Revisiting the Contraceptive Mandate

One depressing feature of the misguided constitutional debate over Obamacare was that it started from the common assumption that any general “freedom of contract” objection to the statute was dead-on-arrival. This dubious premise warps the entire constitutional discourse. A robust interpretation of freedom of association blocks the contraceptive mandate, not just for religious organizations, however defined, but for every group, regardless of its purposes or members. Any group that wants to supply contraceptive services is, of course, free to do so. But any group that opposes the mandate is free to go its separate way. Civil peace is preserved because no one faction or interest group can out-muscle any other.

Without the general baseline of freedom of association, opponents of the mandate now only have their narrower free exercise claim. That raises a new set of irrelevant disputes. Can Hobby Lobby, Conestoga Wood, and Autocam assert their free exercise rights as corporations? Has the Obama Administration offered a sound definition of a “religious employer” not subject to the act? Does the strength of an organization’s religious convictions influence its right to a statutory exemption?

First, corporate status does not matter one way or the other. Corporate shareholders should not be forced to surrender their religious and associational liberties on receipt of a state charter, even if they can be rightly asked to take out corporate liability insurance to protect outsiders injured by corporate activities. The incredible array of private businesses defeats any regulatory definition of a religious employer. Nor should federal judges be asked to evaluate the bona fides or intensity of any firm’s private religious beliefs.

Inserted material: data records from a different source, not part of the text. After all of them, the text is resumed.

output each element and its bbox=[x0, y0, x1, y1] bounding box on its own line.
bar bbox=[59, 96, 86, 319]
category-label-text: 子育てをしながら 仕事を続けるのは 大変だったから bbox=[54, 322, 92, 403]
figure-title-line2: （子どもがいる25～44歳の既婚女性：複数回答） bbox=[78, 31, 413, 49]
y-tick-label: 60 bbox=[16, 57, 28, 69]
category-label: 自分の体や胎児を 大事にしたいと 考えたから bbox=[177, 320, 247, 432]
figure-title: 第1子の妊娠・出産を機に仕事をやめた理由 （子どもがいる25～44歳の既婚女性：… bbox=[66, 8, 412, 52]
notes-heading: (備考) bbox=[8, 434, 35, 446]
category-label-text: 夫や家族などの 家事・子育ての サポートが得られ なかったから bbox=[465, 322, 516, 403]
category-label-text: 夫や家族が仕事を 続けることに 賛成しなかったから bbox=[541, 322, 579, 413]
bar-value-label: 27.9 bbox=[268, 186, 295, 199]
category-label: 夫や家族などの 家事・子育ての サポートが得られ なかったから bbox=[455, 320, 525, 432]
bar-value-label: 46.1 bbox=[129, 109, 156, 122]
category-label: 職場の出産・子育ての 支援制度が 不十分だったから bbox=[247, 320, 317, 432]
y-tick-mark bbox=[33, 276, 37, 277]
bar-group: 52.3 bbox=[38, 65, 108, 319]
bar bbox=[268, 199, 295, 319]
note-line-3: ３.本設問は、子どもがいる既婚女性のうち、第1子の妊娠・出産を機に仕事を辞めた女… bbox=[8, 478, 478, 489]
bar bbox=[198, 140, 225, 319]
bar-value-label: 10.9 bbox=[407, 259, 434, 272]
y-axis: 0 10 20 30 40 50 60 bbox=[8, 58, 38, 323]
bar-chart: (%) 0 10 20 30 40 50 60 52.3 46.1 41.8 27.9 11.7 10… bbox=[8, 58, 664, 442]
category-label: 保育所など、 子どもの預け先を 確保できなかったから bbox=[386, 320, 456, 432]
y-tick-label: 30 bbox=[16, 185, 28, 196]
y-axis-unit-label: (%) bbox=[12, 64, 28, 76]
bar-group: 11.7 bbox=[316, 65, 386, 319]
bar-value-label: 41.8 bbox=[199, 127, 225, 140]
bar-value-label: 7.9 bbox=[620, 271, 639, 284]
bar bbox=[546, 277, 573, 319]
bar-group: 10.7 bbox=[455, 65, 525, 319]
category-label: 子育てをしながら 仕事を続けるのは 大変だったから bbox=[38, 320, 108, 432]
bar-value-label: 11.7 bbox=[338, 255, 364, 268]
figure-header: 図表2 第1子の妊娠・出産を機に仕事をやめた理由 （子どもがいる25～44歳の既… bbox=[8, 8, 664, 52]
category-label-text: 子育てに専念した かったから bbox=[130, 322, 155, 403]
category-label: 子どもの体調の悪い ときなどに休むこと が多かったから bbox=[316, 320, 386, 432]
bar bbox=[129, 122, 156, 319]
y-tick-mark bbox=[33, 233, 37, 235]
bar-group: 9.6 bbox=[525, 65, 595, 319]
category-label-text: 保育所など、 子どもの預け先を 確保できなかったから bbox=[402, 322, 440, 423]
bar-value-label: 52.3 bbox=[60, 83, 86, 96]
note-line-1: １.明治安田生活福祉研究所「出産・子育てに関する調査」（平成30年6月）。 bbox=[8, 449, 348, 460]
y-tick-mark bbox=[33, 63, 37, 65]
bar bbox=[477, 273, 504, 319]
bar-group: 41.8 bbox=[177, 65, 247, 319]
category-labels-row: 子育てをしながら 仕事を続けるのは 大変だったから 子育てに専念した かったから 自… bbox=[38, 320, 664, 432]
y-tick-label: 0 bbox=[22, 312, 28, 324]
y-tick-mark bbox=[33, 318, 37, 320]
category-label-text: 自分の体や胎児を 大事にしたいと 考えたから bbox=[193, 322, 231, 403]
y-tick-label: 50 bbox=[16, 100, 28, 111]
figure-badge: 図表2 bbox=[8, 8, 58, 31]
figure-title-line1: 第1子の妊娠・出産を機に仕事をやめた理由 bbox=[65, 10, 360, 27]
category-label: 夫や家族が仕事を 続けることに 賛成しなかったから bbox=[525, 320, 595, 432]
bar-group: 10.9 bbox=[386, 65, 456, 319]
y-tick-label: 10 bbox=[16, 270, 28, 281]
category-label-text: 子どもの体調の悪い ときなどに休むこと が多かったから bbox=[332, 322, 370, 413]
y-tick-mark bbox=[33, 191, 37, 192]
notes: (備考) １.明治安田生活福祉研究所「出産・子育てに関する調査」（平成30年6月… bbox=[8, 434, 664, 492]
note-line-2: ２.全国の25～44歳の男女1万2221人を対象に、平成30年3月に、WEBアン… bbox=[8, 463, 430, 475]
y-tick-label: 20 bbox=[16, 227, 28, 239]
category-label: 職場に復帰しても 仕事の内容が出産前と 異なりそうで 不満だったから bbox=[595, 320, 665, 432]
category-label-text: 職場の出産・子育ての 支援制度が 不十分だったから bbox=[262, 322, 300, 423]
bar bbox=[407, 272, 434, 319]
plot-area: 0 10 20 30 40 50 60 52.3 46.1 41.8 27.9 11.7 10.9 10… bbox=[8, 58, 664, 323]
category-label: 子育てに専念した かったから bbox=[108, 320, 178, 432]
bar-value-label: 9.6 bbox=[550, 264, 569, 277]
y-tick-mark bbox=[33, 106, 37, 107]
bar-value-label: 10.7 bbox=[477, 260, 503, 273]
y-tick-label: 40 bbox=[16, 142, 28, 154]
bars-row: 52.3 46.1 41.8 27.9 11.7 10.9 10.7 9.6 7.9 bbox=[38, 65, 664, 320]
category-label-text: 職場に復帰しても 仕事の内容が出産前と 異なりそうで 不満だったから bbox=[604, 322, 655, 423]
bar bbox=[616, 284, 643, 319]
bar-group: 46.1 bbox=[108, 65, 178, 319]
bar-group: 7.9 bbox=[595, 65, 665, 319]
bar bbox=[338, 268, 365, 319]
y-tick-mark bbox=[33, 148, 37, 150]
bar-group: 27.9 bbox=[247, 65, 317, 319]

The broad account of freedom of association also undercuts the dubious charge that opposition to the contraceptive mandate wages a war on women, not all of whom, we must remember, support the contraceptive mandate. Freedom of association ends wars; it does not start them. The correct baseline does not guarantee any package of healthcare benefits to any person, but leaves that topic to negotiation between parties. In a competitive world, firms can compete by offering or denying particular benefits, without the state having to second-guess its choices. Offering contraceptive services to women goes beyond the valuable insurance function of risk pooling, for providing any service free of charge only introduces dangerous cross-subsidies into the system. The higher cost of healthcare for women of childbearing age does not warrant this cross-subsidy any more than age differentials justify the all-too-destructive system of community rating.

This correct view of freedom of association also lays bare the dangerous argument made by Marci Hamilton on behalf of the ill-named “Freedom From Religion Foundation” that the exemption of religious organizations from generally applicable commands of law is itself an unconstitutional establishment of religion. No one wants to prohibit her organization from supplying contraceptive services to its employees. But classical liberals do want stop the government from forcing people who believe in religious freedom to sacrifice their own beliefs.

Hamilton’s extravagant claim is only plausible in a world in which the state is free to force ordinary businesses to knuckle under. But once all individuals have equal rights of association across the entire range of human endeavors, the establishment issue disappears. It should be flatly unconstitutional for the state to force these mandates on any private organization period. If so, then there is no illicit preference for religious groups when they receive the same protection for their organizations that are given to other groups. But there is a manifest intrusion into ordinary religious liberties by forcing them to bear these costs.

The moral of the story should be clear. It is not possible to deviate in part from the classical liberal principles of freedom of association and hope that the resulting confusion will be ironed out down the road. The key defect in the central premise leads to indefensible distinctions and to second-best solutions, all of which should be rejected out of hand. In this context, religious liberty is lost by the imposition of an employer mandate. The entire mandate should be struck down root and branch.